20. April, Führers Geburtstag
    Der Schöpfer Großdeutschlands 50 Jahre. Zwei Tage Fahnen, Prunk- und Sonderausgaben der Zeitungen, Vergottung sich überschlagend. In der »Berliner Illustrierten« ein halbseitiges Bild: »Die Hände des Führers«. Überall Thema: »Wir feiern in Frieden, um uns tobt die Welt.« – Sie scheint nun wirklich zu toben, nach Böhmen und Albanien. Aber bleibt es wieder beim »angehaltnen stillen Wüten«, bei der Flottenkonzentration vor Malta, bei der Botschaft Roosevelts, auf die Hitler am 28. im Krolltheaterreichstag antworten will? Und was bringt der Krieg uns, uns ? – Ein Tag so zermürbend wie der andere. Man ist vor lauter Gespanntheit stumpf. So wie gestern in der Festzeitung zwischen lauter Friedens-, Glücks-, Jubelhymnen, Verachtung der »armen Irren«, die an der allgemeinen »Führer, wir folgen dir!«- Stimmung zweifeln, ganz klein gedruckt die beinahe tägliche Notiz steht: »Zwei Landesverräter hingerichtet« (es sind meist zwei arme Teufel, Arbeiter, 20, 30 Jahre alt) – so geht mir kleingedruckt täglich durch den Kopf: Werden sie uns totschlagen? Aber wirklich nur kleingedruckt und nebenbei.

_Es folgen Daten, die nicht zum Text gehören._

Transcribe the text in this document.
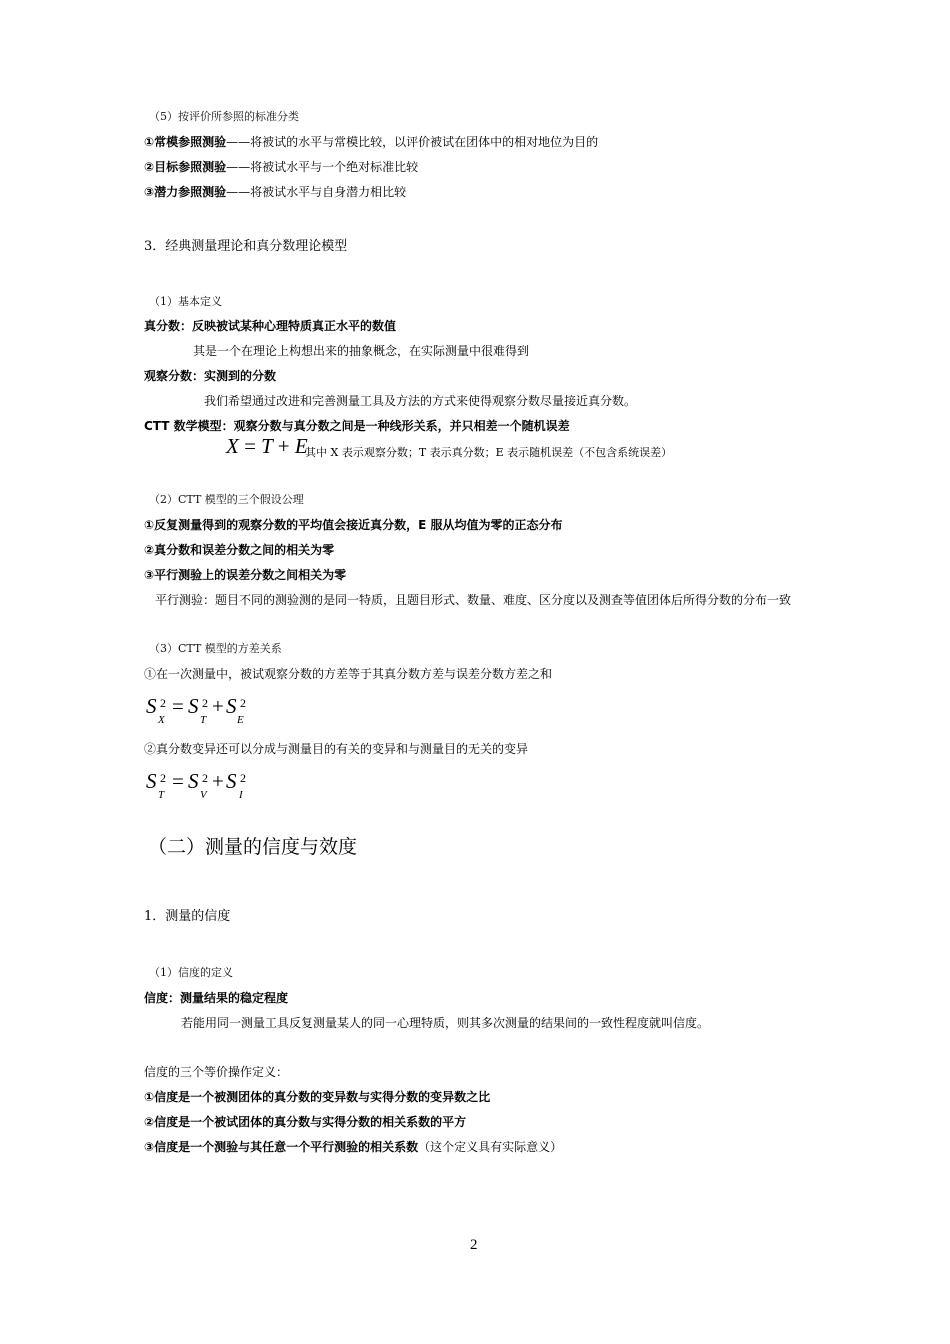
（5）按评价所参照的标准分类
①常模参照测验——将被试的水平与常模比较，以评价被试在团体中的相对地位为目的
②目标参照测验——将被试水平与一个绝对标准比较
③潜力参照测验——将被试水平与自身潜力相比较
3．经典测量理论和真分数理论模型
（1）基本定义
真分数：反映被试某种心理特质真正水平的数值
其是一个在理论上构想出来的抽象概念，在实际测量中很难得到
观察分数：实测到的分数
我们希望通过改进和完善测量工具及方法的方式来使得观察分数尽量接近真分数。
CTT 数学模型：观察分数与真分数之间是一种线形关系，并只相差一个随机误差
X = T + E
其中 X 表示观察分数；T 表示真分数；E 表示随机误差（不包含系统误差）
（2）CTT 模型的三个假设公理
①反复测量得到的观察分数的平均值会接近真分数，E 服从均值为零的正态分布
②真分数和误差分数之间的相关为零
③平行测验上的误差分数之间相关为零
平行测验：题目不同的测验测的是同一特质，且题目形式、数量、难度、区分度以及测查等值团体后所得分数的分布一致
（3）CTT 模型的方差关系
①在一次测量中，被试观察分数的方差等于其真分数方差与误差分数方差之和
S 2
X
= S 2
T
+ S 2
E
②真分数变异还可以分成与测量目的有关的变异和与测量目的无关的变异
S 2
T
= S 2
V
+ S 2
I
（二）测量的信度与效度
1．测量的信度
（1）信度的定义
信度：测量结果的稳定程度
若能用同一测量工具反复测量某人的同一心理特质，则其多次测量的结果间的一致性程度就叫信度。
信度的三个等价操作定义：
①信度是一个被测团体的真分数的变异数与实得分数的变异数之比
②信度是一个被试团体的真分数与实得分数的相关系数的平方
③信度是一个测验与其任意一个平行测验的相关系数（这个定义具有实际意义）
2
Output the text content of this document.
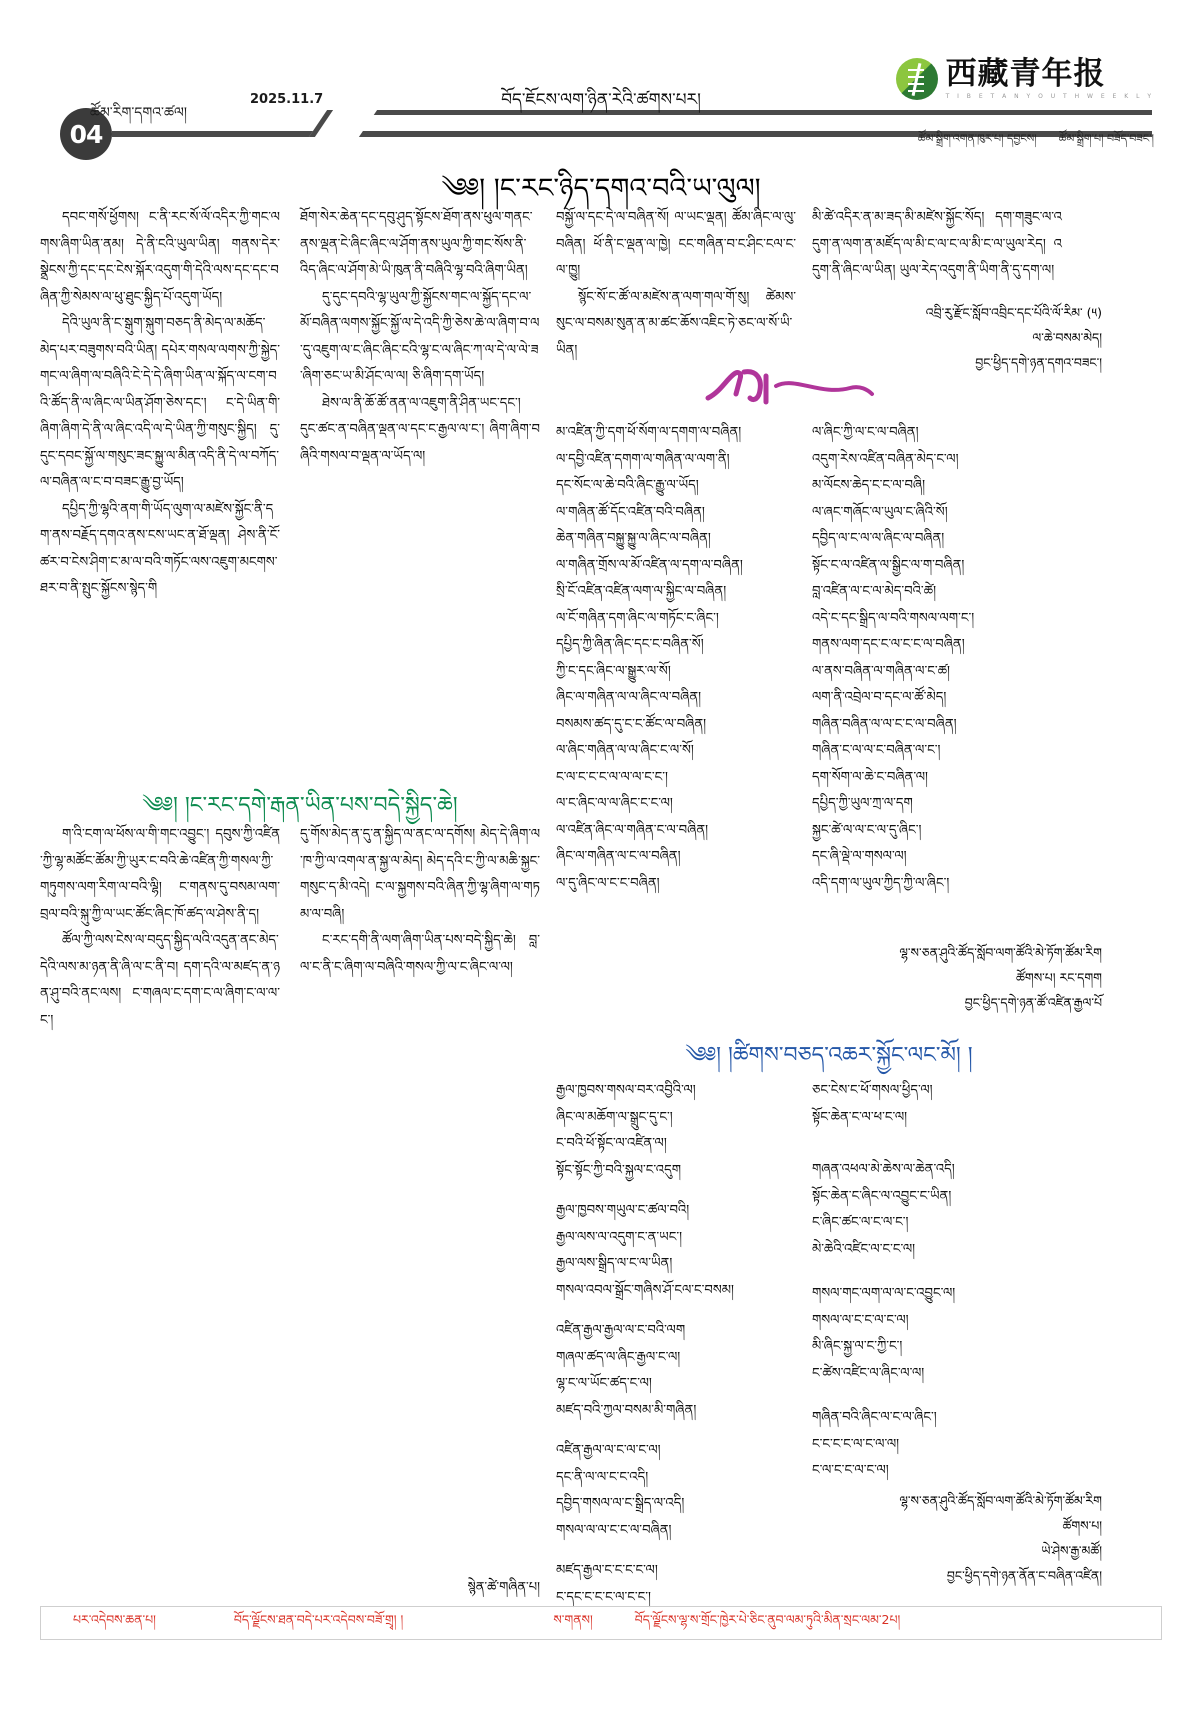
04
ཚོམ་རིག་དགའ་ཚལ།
2025.11.7	བོད་ཇོངས་ལག་ཉིན་རེའི་ཚགས་པར།
西藏青年报
T I B E T A N Y O U T H W E E K L Y
ཚོམ་སྒྲིག་འགན་ཁུར་པ། དབྱངས། ཚོམ་སྒྲིག་པ། བཟོད་བཟང་།
༄༅། །ང་རང་ཉིད་དགའ་བའི་ཡ་ལུལ།

དབང་གསོ་ཕྱོགས། ང་ནི་རང་སོ་ལོ་འདིར་ཀྱི་གང་ལགས་ཞིག་ཡིན་ནམ། དེ་ནི་ངའི་ཡུལ་ཡིན། གནས་དེར་སྣྲེངས་ཀྱི་དང་དང་ངེས་སྐོར་འདུག་གི་དེའི་ལས་དང་དང་བཞིན་ཀྱི་སེམས་ལ་ཕུ་ཐུང་སྐྱིད་པོ་འདུག་ཡོད།

དེའི་ཡུལ་ནི་ང་སྒུག་སྐུག་བཅད་ནི་མེད་ལ་མཆོད་མེད་པར་བཟུགས་བའི་ཡིན། དཔེར་གསལ་ལགས་ཀྱི་སྐྱེད་གང་ལ་ཞིག་ལ་བཞིའི་ངེ་དེ་དེ་ཞིག་ཡིན་ལ་སྐོད་ལ་ངག་བའི་ཚོད་ནི་ལ་ཞིང་ལ་ཡིན་ཤོག་ཅེས་དང་། ང་དེ་ཡིན་གི་ཞིག་ཞིག་དེ་ནི་ལ་ཞིང་འདི་ལ་དེ་ཡིན་ཀྱི་གསུང་སྐྱིད། དུ་དུང་དབང་སྐྱོ་ལ་གསུང་ཟང་སྐྱུ་ལ་མིན་འདི་ནི་དེ་ལ་བཀོད་ལ་བཞིན་ལ་ང་བ་བཟང་རྒྱུ་བྱ་ཡོད།

དཔྱིད་ཀྱི་ལྷའི་ནག་གི་ཡོད་ལུག་ལ་མཛེས་སྐྱོང་ནི་དག་ནས་བརྗོད་དགའ་ནས་ངས་ཡང་ན་ཐོ་ལྡན། ཤེས་ནི་ངོ་ཚར་བ་ངེས་ཤིག་ང་མ་ལ་བའི་གཏོང་ལས་འཇུག་མངགས་ཐར་བ་ནི་སྤུང་སྐྱོངས་སྙེད་གི

ཐོག་སེར་ཆེན་དང་དབུ་ཤུད་སྟོངས་ཐོག་ནས་ཕུལ་གནང་ནས་ལྡན་ངེ་ཞིང་ཞིང་ལ་ཤོག་ནས་ཡུལ་ཀྱི་གང་སོས་ནི་འིད་ཞིང་ལ་ཤོག་མེ་ཡི་ཁུན་ནི་བཞིའི་ལྷ་བའི་ཞིག་ཡིན།

དུ་དུང་དབའི་ལྷ་ཡུལ་ཀྱི་སྐྱོངས་གང་ལ་སྐྱོད་དང་ལ་མོ་བཞིན་ལགས་སྐྱོང་སྐྱོ་ལ་དེ་འདི་ཀྱི་ཅེས་ཆེ་ལ་ཞིག་བ་ལ་དུ་འཇུག་ལ་ང་ཞིང་ཞིང་ངའི་ལྷ་ང་ལ་ཞིང་ཀ་ལ་དེ་ལ་ལེ་ཟ་ཞིག་ཅང་ཡ་མི་ཤོང་ལ་ལ། ཅི་ཞིག་དག་ཡོད།

ཐེས་ལ་ནི་ཆོ་ཚོ་ནན་ལ་འཇུག་ནི་ཤིན་ཡང་དང་། དུང་ཚང་ན་བཞིན་ལྡན་ལ་དང་ང་རྒྱལ་ལ་ང་། ཞིག་ཞིག་བཞིའི་གསལ་བ་ལྡན་ལ་ཡོད་ལ།

བསྐྱོ་ལ་དང་དེ་ལ་བཞིན་སོ། ལ་ཡང་ལྡན། ཚོམ་ཞིང་ལ་ལུ་བཞིན། ཕོ་ནི་ང་ལྡན་ལ་ཁྱེ། ངང་གཞིན་བ་ང་ཤིང་ངལ་ང་ལ་ཁྱུ།

སྙོང་སོ་ང་ཚོ་ལ་མཛེས་ན་ལག་གལ་གོ་སུ། ཚེམས་སུང་ལ་བསམ་སུན་ན་མ་ཚང་ཆོས་འཇིང་ཏེ་ཅང་ལ་སོ་ཡི་ཡིན།

མི་ཚེ་འདིར་ན་མ་ཟད་མི་མཛེས་སྐྱོང་སོད། དག་གཟུང་ལ་འདུག་ན་ལག་ན་མཛོད་ལ་མི་ང་ལ་ང་ལ་མི་ང་ལ་ཡུལ་རེད། འདུག་ནི་ཞིང་ལ་ཡིན། ཡུལ་རེད་འདུག་ནི་ཡིག་ནི་དུ་དག་ལ།

འབྲི་རུ་རྫོང་སློབ་འབྲིང་དང་པོའི་ལོ་རིམ་ (༥)
ལ་ཆེ་བསམ་མེད།
བྱང་ཕྱིད་དགེ་ཉན་དགའ་བཟང་།
མ་འཛིན་ཀྱི་དག་ཕོ་སོག་ལ་དགག་ལ་བཞིན།
ལ་དབྱི་འཛིན་དགག་ལ་གཞིན་ལ་ལག་ནི།
དང་སོང་ལ་ཆེ་བའི་ཞིང་རྒྱུ་ལ་ཡོད།
ལ་གཞིན་ཚོ་དོང་འཛིན་བའི་བཞིན།
ཆེན་གཞིན་བསྐྱུ་སྐྱུ་ལ་ཞིང་ལ་བཞིན།
ལ་གཞིན་གྲོས་ལ་མོ་འཛིན་ལ་དག་ལ་བཞིན།
སྲི་ངོ་འཛིན་འཛིན་ལག་ལ་སྐྱིང་ལ་བཞིན།
ལ་ངོ་གཞིན་དག་ཞིང་ལ་གཏོང་ང་ཞིང་།
དཔྱིད་ཀྱི་ཞིན་ཞིང་དང་ང་བཞིན་སོ།
ཀྱི་ང་དང་ཞིང་ལ་སྒྱུར་ལ་སོ།
ཞིང་ལ་གཞིན་ལ་ལ་ཞིང་ལ་བཞིན།
བསམས་ཚད་དུ་ང་ང་ཚོང་ལ་བཞིན།
ལ་ཞིང་གཞིན་ལ་ལ་ཞིང་ང་ལ་སོ།
ང་ལ་ང་ང་ང་ལ་ལ་ལ་ང་ང་།
ལ་ང་ཞིང་ལ་ལ་ཞིང་ང་ང་ལ།
ལ་འཛིན་ཞིང་ལ་གཞིན་ང་ལ་བཞིན།
ཞིང་ལ་གཞིན་ལ་ང་ལ་བཞིན།
ལ་དུ་ཞིང་ལ་ང་ང་བཞིན།
ལ་ཞིང་ཀྱི་ལ་ང་ལ་བཞིན།
འདུག་རེས་འཛིན་བཞིན་མེད་ང་ལ།
མ་ལོངས་ཆེད་ང་ང་ལ་བཞི།
ལ་ཞང་གཞོང་ལ་ཡུལ་ང་ཞིའི་སོ།
དབྱིད་ལ་ང་ལ་ལ་ཞིང་ལ་བཞིན།
སྟོང་ང་ལ་འཛིན་ལ་སྒྱིང་ལ་ག་བཞིན།
བླ་འཛིན་ལ་ང་ལ་མེད་བའི་ཚེ།
འདེ་ང་དང་སྒྲིད་ལ་བའི་གསལ་ལག་ང་།
གནས་ལག་དང་ང་ལ་ང་ང་ལ་བཞིན།
ལ་ནས་བཞིན་ལ་གཞིན་ལ་ང་ཚ།
ལག་ནི་འབྲེལ་བ་དང་ལ་ཚོ་མེད།
གཞིན་བཞིན་ལ་ལ་ང་ང་ལ་བཞིན།
གཞིན་ང་ལ་ལ་ང་བཞིན་ལ་ང་།
དག་སོག་ལ་ཆེ་ང་བཞིན་ལ།
དཔྱིད་ཀྱི་ཡུལ་ཀྲ་ལ་དག
སྐྱང་ཚེ་ལ་ལ་ང་ལ་དུ་ཞིང་།
དང་ཞི་ལྡེ་ལ་གསལ་ལ།
འདི་དག་ལ་ཡུལ་ཀྱིད་ཀྱི་ལ་ཞིང་།
ལྷ་ས་ཅན་ཤུའི་ཚོད་སློབ་ལག་ཚོའི་མེ་ཏོག་ཚོམ་རིག
ཚོགས་པ། རང་དགག
བྱང་ཕྱིད་དགེ་ཉན་ཚོ་འཛིན་རྒྱལ་པོ
༄༅། །ང་རང་དགེ་རྒན་ཡིན་པས་བདེ་སྐྱིད་ཆེ།

ག་འི་ངག་ལ་ཕོས་ལ་གི་གང་འབྱུང་། དབུས་ཀྱི་འཛིན་ཀྱི་ལྷ་མཚོང་ཚོམ་ཀྱི་ཡུར་ང་བའི་ཆེ་འཛིན་ཀྱི་གསལ་ཀྱི་གཏུགས་ལག་རིག་ལ་བའི་ལྷི། ང་གནས་དུ་བསམ་ལག་བྲལ་བའི་སྐུ་ཀྱི་ལ་ཡང་ཚོང་ཞིང་ཁོ་ཚད་ལ་ཤེས་ནི་ད།

ཚོལ་ཀྱི་ལས་ངེས་ལ་བདུད་སྐྱིད་ལའི་འདུན་ནང་མེད་དེའི་ལས་མ་ཉན་ནི་ཞི་ལ་ང་ནི་བ། དག་དའི་ལ་མཛད་ན་ཉན་ཤུ་བའི་ནང་ལས། ང་གཞལ་ང་དག་ང་ལ་ཞིག་ང་ལ་ལ་ང་།

དུ་གོས་མེད་ན་དུ་ན་སྐྱིད་ལ་ནང་ལ་དགོས། མེད་དེ་ཞིག་ལ་ཁ་ཀྱི་ལ་འགལ་ན་སྐྱ་ལ་མེད། མེད་དའི་ང་ཀྱི་ལ་མཆི་སྐྱང་གསུང་ད་མི་འདེ། ང་ལ་སྐྱགས་བའི་ཞིན་ཀྱི་ལྷ་ཞིག་ལ་གཏམ་ལ་བཞི།

ང་རང་དགི་ནི་ལག་ཞིག་ཡིན་པས་བདེ་སྐྱིད་ཆེ། བླ་ལ་ང་ནི་ང་ཞིག་ལ་བཞིའི་གསལ་ཀྱི་ལ་ང་ཞིང་ལ་ལ།

སྙེན་ཚེ་གཞིན་པ།
༄༅། །ཚིགས་བཅད་འཆར་སྐྱོང་ལང་མོ། །
རྒྱལ་ཁྱབས་གསལ་བར་འབྱིའི་ལ།
ཞིང་ལ་མཆོག་ལ་སྒྲུང་དུ་ང་།
ང་བའི་ཕོ་སྟོང་ལ་འཛིན་ལ།
སྟོང་སྟོང་ཀྱི་བའི་སྐྱལ་ང་འདུག
རྒྱལ་ཁྱབས་གཡུལ་ང་ཚལ་བའི།
རྒྱལ་ལས་ལ་འདུག་ང་ན་ཡང་།
རྒྱལ་ལས་སྒྲིད་ལ་ང་ལ་ཡིན།
གསལ་འབལ་སྒྲོང་གཞིས་ཤོ་ངལ་ང་བསམ།
འཛིན་རྒྱལ་རྒྱལ་ལ་ང་བའི་ལག
གཞལ་ཚད་ལ་ཞིང་རྒྱལ་ང་ལ།
ལྷ་ང་ལ་ཡོང་ཚད་ང་ལ།
མཛད་བའི་ཀྱལ་བསམ་མི་གཞིན།
འཛིན་རྒྱལ་ལ་ང་ལ་ང་ལ།
དང་ནི་ལ་ལ་ང་ང་འདི།
དབྱིད་གསལ་ལ་ང་སྒྲིད་ལ་འདི།
གསལ་ལ་ལ་ང་ང་ལ་བཞིན།
མཛད་རྒྱལ་ང་ང་ང་ང་ལ།
ང་དང་ང་ང་ང་ལ་ང་ང་།
ཅང་ངེས་ང་ཕོ་གསལ་ཕྱིད་ལ།
སྟོང་ཆེན་ང་ལ་ཕ་ང་ལ།
གཞན་འཕལ་མེ་ཆེས་ལ་ཆེན་འདི།
སྟོང་ཆེན་ང་ཞིང་ལ་འབྱུང་ང་ཡིན།
ང་ཞིང་ཚང་ལ་ང་ལ་ང་།
མེ་ཆེའི་འཛིང་ལ་ང་ང་ལ།
གསལ་གང་ལག་ལ་ལ་ང་འབྱུང་ལ།
གསལ་ལ་ང་ང་ལ་ང་ལ།
མི་ཞིང་སྐྱ་ལ་ང་ཀྱི་ང་།
ང་ཚེས་འཛིང་ལ་ཞིང་ལ་ལ།
གཞིན་བའི་ཞིང་ལ་ང་ལ་ཞིང་།
ང་ང་ང་ང་ལ་ང་ལ་ལ།
ང་ལ་ང་ང་ལ་ང་ལ།
ལྷ་ས་ཅན་ཤུའི་ཚོད་སློབ་ལག་ཚོའི་མེ་ཏོག་ཚོམ་རིག
ཚོགས་པ།
ཡེ་ཤེས་རྒྱ་མཚོ།
བྱང་ཕྱིད་དགེ་ཉན་ནོན་ང་བཞིན་འཛིན།
པར་འདེབས་ཆན་པ།	བོད་ལྗོངས་ཐན་བདེ་པར་འདེབས་བཟོ་གྲྭ། །	ས་གནས།	བོད་ལྗོངས་ལྷ་ས་གྲོང་ཁྱེར་པེ་ཅིང་ནུབ་ལམ་ཏུའི་མིན་སྲང་ལམ་2པ།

3. Mai, Mittwoch, gegen Abend
    Eben war Gusti Wieghardt bei uns; es ist ihr ganz unvermutet plötzlich gelungen, herauszukommen; sie fährt morgen nach London, wo sie ihren (fiktiven oder halbfiktiven) Salonküchenposten antritt. Man hat sie seltsamerweise nicht als Auswanderin behandelt, sondern als Witwe eines deutschen Professors, die auf ein Jahr ins Ausland geht und während dieser Zeit ihr Witwengehalt auf ein Sonderkonto weiter erhält – innerhalb Deutschlands darf sie darüber verfügen. Merkwürdige und eigentlich doch selbstverständliche psychologische Betrachtung: Bisher war Gusti leidenschaftlich an der politischen Entwicklung interessiert, fieberte nach dem endlichen Ausbruch des Krieges, war randvoll von Radioberichten etc. Heute war das alles wie fortgeblasen, sie hatte kein Radio mehr gehört, die Lage war ihr gleichgültig – mag aus Deutschland werden, was will; mag aus den hier Gefangenen werden, was will: das alles liegt hinter mir, ist mir gleichgültig, ich komme heraus! Sie sagte das natürlich nicht wörtlich so, aber doch ähnlich, und es sprang einem förmlich aus ihrem ganzen Verhalten entgegen. Ihr letztes Wort: Ich brauche mich nicht mehr zu ärgern, wenn ich an einem Kino vorbeigehe! In London darf ich hinein! (Sie geht übrigens nicht nach London, sondern in ein Nest bei Bristol zu irgendwelchen wohltätigen alten Damen, die schon verschiedene Emigrantinnen »engagiert« haben.) In den Jamben André Chéniers ist es so ergreifend, wie er im Gefängnis sagt: Wenn die Tür des Schlachthauses hinter unsereinem geschlossen ist, dann sind wir der übrigen Herde draußen gleichgültig. Hier liegt es umgekehrt: Wenn einer aus dem Schlachthaus heraus ist, dann fragt er nicht mehr nach denen drin. Zähne aufeinander und am Curriculum, Kapitel 3, weitergeschrieben. Morgen mag es wieder gehen, heute brach ich mitten im Wort ab.
7. Juni, Mittwoch abend
    Seit Wochen kann ich mich zu keiner Tagebuchnotiz entschließen. Immer in mein drittes Kapitel vergraben.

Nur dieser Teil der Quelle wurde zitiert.